Despite the recent selloff, Wall Street’s consensus rating for BigBear.ai remains a Moderate Buy, based on two Buy and one Hold recommendations. The average price target of $5.83 suggests a potential upside of 15% from current levels, according to TipRanks.
Of course, not everyone is convinced. Critics argue that BigBear.ai’s heavy dependence on a single large Army contract makes it vulnerable should that revenue stream dry up. The Motley Fool’s analysis points out that while Palantir’s price-to-sales ratio is a lofty 117, BigBear.ai’s is a much more modest 9—making it look like a bargain on paper. However, without a broader base of contracts and more consistent revenue growth, some investors remain skeptical about the company’s viability. As The Motley Fool put it, “I am deeply skeptical of BigBear.ai at this point because it’s not showing that it has enough contracts to be viable.”
Meanwhile, BigBear.ai has been quick to assure stakeholders that it is taking steps to address its challenges. The company cited disruptions in federal contracts due to efficiency efforts as a key reason for its slashed full-year revenue outlook. At the same time, management remains focused on expanding its commercial customer base, capitalizing on the ongoing AI boom, and leveraging its growing backlog to drive future growth.

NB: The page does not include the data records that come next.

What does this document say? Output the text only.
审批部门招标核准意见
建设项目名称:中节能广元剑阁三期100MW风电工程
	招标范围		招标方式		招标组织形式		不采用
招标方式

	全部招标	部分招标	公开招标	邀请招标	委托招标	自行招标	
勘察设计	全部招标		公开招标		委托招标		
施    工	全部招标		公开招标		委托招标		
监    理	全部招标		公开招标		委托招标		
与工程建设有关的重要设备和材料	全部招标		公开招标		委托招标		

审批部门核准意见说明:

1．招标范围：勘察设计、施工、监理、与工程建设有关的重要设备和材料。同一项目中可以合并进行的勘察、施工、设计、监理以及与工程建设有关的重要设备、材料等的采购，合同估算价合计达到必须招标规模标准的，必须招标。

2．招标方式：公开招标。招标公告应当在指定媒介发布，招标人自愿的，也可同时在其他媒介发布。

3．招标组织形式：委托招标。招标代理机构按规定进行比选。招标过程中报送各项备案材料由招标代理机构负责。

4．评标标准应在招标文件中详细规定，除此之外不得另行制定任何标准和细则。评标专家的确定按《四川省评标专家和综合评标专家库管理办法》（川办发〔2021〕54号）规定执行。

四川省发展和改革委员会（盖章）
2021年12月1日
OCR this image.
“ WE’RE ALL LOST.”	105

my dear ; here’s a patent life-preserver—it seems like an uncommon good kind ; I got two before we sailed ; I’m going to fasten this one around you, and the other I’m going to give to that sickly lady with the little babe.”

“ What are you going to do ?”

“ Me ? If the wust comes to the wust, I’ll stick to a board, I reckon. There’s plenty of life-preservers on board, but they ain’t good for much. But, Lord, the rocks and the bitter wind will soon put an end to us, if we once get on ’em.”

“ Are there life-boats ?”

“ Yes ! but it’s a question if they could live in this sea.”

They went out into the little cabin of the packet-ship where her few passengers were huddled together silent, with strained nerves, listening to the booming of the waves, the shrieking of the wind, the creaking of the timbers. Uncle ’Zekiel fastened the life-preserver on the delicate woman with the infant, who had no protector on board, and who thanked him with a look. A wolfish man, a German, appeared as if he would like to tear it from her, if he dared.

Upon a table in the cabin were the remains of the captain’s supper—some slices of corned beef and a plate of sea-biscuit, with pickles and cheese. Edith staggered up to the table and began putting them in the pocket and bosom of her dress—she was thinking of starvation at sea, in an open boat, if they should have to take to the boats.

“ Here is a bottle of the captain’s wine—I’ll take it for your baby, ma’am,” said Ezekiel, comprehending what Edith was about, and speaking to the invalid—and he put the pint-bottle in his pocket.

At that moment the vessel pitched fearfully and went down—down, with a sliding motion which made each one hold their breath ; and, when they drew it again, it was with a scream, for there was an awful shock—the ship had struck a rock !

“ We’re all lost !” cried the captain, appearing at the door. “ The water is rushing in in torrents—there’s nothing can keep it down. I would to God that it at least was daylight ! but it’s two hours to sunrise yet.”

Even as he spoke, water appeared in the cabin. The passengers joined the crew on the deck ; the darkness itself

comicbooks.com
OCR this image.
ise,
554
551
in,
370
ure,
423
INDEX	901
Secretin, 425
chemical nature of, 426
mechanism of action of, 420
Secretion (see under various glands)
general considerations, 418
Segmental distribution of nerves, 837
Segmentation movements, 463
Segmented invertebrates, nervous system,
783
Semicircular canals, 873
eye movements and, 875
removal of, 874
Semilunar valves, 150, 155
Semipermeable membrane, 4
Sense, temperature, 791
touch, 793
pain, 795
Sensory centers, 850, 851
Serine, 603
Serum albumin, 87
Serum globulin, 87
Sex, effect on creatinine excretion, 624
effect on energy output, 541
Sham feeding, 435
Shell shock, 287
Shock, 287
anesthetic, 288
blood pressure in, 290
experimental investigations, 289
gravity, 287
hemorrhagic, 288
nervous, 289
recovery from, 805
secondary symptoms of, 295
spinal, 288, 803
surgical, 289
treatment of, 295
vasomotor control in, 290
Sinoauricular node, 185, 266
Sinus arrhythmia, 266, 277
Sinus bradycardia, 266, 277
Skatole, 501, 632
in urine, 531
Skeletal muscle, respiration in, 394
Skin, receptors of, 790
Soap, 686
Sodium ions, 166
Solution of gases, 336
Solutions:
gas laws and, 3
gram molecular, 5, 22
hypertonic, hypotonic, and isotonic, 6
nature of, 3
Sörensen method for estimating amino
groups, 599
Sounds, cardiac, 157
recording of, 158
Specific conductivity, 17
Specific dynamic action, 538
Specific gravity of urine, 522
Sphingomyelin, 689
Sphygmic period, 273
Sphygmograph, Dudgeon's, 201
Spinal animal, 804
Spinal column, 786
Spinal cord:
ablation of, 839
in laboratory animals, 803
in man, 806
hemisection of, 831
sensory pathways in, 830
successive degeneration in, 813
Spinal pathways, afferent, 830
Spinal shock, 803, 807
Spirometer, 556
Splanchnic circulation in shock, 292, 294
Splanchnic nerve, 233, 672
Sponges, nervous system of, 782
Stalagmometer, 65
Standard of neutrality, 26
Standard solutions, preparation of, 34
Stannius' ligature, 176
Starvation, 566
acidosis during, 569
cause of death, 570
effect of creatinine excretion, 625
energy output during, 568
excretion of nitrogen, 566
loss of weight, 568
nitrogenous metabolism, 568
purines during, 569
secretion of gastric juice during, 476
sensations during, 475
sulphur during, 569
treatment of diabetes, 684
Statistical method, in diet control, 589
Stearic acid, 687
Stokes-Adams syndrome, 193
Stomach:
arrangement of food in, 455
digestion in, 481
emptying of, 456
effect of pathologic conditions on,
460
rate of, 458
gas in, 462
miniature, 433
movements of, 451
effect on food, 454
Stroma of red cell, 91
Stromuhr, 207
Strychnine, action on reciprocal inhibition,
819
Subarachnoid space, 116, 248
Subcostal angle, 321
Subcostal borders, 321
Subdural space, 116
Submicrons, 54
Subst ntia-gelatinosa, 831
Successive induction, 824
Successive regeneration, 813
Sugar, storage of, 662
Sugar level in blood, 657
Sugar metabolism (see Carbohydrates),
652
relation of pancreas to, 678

For investors, the dilemma is clear: Is BigBear.ai a promising AI play poised for a comeback, or does its recent performance signal more trouble ahead? The answer may depend on whether the company can successfully diversify its revenue streams, execute on its commercial ambitions, and ride the wave of increased government and private investment in artificial intelligence. With Wall Street analysts split but leaning cautiously positive, and with the stock still up year-to-date despite the recent plunge, BigBear.ai’s next moves will be closely watched by those betting on the future of AI in both government and commercial sectors.
For now, BigBear.ai’s story is one of potential and peril—a company at a crossroads as it navigates the challenges and opportunities of an AI-driven world.